James Needham (19 March 1849 – 14 July 1913) was an English mycologist and iron moulder from Hebden Bridge, Yorkshire. He was a founding member of the British Mycological Society. Notable for his working-class status, Needham became one of the foremost collectors of fungi and bryophytes in the UK.

== Early and personal life ==
James Needham was born on 19 March 1849 in Hebden Bridge to Mary (née Greenwood) and Thomas Greenwood (1829–1885), an iron moulder.

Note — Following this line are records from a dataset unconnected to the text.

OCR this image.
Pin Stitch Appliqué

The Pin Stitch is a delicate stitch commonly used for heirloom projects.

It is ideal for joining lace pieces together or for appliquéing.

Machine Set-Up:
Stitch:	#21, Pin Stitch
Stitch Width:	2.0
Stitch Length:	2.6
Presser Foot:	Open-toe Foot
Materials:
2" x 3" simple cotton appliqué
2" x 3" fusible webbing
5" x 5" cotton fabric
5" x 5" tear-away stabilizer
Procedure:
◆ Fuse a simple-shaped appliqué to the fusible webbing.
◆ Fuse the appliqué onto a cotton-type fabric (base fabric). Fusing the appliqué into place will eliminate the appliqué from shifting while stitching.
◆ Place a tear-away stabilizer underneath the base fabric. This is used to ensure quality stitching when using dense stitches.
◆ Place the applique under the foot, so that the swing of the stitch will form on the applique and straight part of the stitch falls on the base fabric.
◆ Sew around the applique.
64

He was the oldest of ten children.

In 1861, Needham was working as a doffer in a cotton mill, while in 1871 he was working as an iron moulder.

Needham married Mary Ann Parker in 1871 and together they had six children. A year after his wife's death in 1889, he married Amelia Jones.

== Mycological career ==
Needham began studying botany after a trip to Hardcastle Crags with the Hebden Bridge Cooperative Society in 1885.

In 1889, he met Charles Crossland, who introduced him to fungi. Together with Crossland, he conducted some of the earliest ecological studies. He contributed many records to Crossland's and W. B. Crump's Flora of the Parish of Halifax (1904).

Needham discovered the liverwort Jubula hutchinsiae in Hebden Valley in 1896.

He was instrumental, along with Henry Thomas Soppitt, in the discovery of a heteroecious lifecycle in a Puccinia species. He was also amongst the first proponents of plant and fungal ecology in Great Britain.

His collections and archives are dispersed across the UK including Leeds Museum and Tolson Museum.

== Death ==
Needham died on 14 July 1913, at the age of 64 in Hebden Bridge. He was buried in Birchcliffe Baptist Church.